Show that, if $F$ is a field, the group of all those automorphisms of $F[x]$ which leave all elements of $F$ fixed, consists of substitutions given by $x \mapsto a x+b, a \neq 0$ and $b$ in $F$.
Could you please verify if my understanding is correct? Thank you so much for your help!
My attempt:
Consider a map $f: \sum a_n x^n \mapsto \sum a_n (ax+b)^n$. It suffices to show that $f$ is an automorphism. It's trivial to show that it is a homomorphism. Hence it remains to show that it is bijective.

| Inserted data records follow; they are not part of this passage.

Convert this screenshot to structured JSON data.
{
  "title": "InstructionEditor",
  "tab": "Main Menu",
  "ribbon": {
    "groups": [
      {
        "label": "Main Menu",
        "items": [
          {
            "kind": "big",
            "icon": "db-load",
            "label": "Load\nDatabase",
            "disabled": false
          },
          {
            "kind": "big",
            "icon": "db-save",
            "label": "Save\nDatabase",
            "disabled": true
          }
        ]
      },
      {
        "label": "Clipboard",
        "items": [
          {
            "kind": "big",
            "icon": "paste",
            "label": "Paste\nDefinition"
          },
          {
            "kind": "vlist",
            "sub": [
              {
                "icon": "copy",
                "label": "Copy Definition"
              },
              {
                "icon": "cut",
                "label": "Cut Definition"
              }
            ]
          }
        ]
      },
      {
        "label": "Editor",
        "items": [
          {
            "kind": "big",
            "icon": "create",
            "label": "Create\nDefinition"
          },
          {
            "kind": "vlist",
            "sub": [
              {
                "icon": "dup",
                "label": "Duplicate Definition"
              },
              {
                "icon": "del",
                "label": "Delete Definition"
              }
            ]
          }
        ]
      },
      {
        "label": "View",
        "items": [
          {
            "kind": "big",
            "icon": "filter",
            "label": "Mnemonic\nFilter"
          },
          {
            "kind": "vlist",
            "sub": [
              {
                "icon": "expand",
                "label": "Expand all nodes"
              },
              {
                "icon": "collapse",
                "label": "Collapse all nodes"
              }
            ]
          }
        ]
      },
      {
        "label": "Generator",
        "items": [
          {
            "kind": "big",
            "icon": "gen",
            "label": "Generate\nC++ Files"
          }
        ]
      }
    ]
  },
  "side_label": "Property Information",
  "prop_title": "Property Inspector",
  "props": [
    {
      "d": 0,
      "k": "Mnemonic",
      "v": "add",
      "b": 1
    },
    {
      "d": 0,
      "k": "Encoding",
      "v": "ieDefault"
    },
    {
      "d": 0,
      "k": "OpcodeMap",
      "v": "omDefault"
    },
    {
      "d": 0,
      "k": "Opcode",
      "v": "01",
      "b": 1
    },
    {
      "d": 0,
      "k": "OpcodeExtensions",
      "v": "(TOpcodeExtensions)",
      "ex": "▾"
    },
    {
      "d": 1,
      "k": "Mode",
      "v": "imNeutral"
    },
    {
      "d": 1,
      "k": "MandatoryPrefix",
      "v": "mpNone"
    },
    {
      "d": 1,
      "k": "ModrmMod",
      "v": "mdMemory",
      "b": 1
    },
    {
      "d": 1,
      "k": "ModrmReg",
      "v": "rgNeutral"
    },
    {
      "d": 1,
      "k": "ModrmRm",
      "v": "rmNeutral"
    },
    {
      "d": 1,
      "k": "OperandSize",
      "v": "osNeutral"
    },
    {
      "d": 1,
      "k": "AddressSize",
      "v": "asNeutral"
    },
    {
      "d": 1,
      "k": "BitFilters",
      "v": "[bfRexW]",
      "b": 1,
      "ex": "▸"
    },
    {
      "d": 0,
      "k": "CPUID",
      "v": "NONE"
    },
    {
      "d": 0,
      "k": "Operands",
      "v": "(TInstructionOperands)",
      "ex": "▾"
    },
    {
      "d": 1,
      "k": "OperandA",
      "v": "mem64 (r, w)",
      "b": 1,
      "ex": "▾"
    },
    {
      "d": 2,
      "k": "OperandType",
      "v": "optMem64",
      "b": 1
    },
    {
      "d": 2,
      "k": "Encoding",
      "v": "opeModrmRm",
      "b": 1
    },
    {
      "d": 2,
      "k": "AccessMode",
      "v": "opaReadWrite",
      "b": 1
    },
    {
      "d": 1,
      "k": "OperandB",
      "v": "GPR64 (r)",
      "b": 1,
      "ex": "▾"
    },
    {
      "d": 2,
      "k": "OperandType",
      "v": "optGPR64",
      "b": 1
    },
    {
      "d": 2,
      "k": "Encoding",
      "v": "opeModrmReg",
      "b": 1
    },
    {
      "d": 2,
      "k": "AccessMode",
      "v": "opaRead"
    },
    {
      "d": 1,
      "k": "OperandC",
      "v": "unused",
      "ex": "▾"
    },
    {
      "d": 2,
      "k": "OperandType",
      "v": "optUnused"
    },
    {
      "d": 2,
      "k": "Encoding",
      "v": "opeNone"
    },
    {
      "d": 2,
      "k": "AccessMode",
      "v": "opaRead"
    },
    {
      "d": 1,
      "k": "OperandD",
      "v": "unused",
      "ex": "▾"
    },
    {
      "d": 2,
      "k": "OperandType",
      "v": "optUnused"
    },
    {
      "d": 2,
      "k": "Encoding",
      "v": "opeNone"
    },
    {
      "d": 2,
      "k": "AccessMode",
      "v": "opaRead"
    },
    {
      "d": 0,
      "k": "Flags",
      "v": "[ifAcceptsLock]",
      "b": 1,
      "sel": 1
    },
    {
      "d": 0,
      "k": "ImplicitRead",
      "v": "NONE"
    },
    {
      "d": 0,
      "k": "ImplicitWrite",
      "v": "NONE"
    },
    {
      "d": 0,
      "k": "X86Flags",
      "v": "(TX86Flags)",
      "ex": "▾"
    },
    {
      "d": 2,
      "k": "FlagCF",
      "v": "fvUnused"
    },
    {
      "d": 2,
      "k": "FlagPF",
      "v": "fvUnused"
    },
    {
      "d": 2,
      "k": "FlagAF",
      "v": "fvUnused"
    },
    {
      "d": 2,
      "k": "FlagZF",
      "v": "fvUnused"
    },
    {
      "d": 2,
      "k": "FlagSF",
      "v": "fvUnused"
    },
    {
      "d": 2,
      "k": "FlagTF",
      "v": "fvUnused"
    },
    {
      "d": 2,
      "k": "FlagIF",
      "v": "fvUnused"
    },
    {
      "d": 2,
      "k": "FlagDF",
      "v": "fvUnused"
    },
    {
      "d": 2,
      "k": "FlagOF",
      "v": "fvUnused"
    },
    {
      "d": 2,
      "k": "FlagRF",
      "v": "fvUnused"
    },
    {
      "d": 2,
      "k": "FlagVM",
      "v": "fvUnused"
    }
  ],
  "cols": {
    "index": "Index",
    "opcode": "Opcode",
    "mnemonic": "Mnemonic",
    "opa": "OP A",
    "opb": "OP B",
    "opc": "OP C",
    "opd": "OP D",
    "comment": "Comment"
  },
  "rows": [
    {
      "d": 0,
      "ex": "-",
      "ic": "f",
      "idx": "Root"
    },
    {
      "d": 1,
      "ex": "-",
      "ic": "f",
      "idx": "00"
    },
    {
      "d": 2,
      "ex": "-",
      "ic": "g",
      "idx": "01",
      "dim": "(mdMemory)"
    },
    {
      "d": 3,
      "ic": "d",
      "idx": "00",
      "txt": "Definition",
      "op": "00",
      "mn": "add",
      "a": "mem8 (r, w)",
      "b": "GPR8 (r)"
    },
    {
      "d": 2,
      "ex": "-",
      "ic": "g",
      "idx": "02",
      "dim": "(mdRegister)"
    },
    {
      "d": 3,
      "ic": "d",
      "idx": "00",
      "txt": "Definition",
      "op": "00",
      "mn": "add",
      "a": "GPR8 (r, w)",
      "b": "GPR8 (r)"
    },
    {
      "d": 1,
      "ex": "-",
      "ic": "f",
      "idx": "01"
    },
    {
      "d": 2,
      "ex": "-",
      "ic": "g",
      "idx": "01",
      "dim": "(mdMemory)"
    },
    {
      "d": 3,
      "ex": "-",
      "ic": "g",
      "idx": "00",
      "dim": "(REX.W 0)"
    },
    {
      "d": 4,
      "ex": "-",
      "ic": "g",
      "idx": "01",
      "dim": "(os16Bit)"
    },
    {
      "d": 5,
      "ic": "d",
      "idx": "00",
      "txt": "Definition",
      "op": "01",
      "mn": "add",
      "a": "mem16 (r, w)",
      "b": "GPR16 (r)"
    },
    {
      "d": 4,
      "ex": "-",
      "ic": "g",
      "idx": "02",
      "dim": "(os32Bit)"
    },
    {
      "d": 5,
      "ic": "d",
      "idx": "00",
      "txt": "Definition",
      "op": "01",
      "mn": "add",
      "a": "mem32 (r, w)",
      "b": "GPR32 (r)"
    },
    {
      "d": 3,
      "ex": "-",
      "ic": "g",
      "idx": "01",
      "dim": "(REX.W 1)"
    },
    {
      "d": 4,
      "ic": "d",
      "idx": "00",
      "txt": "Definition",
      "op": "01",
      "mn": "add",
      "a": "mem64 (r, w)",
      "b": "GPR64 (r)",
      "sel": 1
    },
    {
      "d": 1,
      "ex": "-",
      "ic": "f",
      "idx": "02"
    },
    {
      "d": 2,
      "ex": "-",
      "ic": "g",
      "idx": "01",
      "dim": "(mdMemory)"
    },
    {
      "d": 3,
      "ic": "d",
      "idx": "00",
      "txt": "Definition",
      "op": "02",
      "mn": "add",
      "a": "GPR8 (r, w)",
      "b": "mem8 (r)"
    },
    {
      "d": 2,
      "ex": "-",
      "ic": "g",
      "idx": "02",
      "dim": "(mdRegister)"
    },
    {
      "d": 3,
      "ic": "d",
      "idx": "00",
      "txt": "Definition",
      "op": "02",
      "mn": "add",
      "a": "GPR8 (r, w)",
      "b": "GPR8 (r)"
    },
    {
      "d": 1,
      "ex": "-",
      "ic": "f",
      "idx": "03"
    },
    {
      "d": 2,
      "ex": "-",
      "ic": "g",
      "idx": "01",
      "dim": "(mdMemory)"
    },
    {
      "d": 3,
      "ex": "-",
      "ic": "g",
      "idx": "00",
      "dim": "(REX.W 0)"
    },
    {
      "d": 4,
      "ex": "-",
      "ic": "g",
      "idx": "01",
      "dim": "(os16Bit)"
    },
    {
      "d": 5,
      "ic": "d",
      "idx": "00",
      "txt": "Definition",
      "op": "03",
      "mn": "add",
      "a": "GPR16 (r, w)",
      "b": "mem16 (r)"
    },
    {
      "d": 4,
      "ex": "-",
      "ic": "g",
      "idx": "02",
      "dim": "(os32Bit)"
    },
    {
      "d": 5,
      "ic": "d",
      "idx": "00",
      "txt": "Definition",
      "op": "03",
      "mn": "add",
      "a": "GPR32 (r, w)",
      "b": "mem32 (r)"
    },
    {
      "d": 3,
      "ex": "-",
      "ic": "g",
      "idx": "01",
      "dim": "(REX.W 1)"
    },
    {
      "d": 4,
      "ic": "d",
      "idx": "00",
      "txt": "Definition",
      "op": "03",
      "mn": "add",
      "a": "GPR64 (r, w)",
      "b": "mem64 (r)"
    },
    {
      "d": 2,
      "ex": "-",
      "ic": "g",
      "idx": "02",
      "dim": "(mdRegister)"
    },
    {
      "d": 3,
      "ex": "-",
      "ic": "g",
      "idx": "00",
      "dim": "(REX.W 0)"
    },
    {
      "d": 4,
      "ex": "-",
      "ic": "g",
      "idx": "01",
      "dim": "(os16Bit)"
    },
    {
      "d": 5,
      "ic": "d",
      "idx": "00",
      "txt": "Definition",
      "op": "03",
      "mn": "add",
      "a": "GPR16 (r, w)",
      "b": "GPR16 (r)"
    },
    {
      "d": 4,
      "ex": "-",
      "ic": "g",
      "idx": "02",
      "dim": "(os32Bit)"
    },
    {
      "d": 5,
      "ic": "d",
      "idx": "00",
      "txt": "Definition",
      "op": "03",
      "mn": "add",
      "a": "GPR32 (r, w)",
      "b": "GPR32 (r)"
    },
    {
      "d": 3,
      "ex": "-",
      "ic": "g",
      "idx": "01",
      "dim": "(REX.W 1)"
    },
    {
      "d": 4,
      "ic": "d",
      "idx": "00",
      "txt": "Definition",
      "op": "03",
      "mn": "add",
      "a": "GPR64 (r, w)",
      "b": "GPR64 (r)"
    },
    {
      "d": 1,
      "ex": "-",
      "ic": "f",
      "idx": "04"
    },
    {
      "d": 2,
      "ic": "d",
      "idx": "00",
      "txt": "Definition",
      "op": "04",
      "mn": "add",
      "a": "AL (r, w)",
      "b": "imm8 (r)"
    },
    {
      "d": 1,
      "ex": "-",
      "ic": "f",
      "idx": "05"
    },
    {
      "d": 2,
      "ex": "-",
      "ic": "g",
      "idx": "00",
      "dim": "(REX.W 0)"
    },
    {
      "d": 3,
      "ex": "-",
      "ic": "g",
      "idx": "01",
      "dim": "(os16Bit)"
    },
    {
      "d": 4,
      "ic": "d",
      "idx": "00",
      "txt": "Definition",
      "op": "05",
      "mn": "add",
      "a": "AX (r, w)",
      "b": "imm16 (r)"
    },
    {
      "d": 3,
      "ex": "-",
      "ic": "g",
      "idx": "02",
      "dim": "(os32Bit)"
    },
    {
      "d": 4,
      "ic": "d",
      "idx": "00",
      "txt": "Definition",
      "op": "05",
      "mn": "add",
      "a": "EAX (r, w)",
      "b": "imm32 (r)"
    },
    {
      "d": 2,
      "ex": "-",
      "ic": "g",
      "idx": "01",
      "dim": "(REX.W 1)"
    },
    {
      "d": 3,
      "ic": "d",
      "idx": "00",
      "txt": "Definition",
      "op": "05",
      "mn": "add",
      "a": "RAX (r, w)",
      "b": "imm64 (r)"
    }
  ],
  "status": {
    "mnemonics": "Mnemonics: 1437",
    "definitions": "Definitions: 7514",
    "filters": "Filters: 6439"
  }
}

Let $p = \sum a_n x^n\in F[x]$. By polynomial division, there are unique polynomials $q_1,r_1$ such that $p = (ax+b)q_1+r_1$ and $\deg r_1 < \deg q_1$. Inductively, $p = \sum b_n (ax+b)^n$ for some $b_n$'s. The surjectivity then follows. Because such $b_n$'s are unique, the injectivity then follows.
Update: I add the proof for "If $f$ is an automorphism on $F[x]$ such that $f(c)=c$ for all $c \in F$, then $f(x)=ax+b$ for some $a \neq 0$ and $b$ in $F$" here.
If $\deg f(x) < 1$, then $\operatorname{im} f \subseteq F$. If $\deg f(x) > 1$, then $\operatorname{im} f$ does not contain such polynomials whose degrees are $1$. In both cases, $f$ is not surjective. As such, $\deg f(x) = 1$.
Best Answer
Hint: If $\sigma$ is such an automorphism, then $f = \sum_i a_ix^i$ maps to $f^\sigma = \sum_i a_i^\sigma (x^i)^\sigma = \sum_i a_i (x^\sigma)^i =\sum_i a_i g^i$, where $x^\sigma = g$ is a polynomial in $x$.
Since $f$ is an automorphism, $g$ must be a linear polynomial which you can show by comparison of degrees.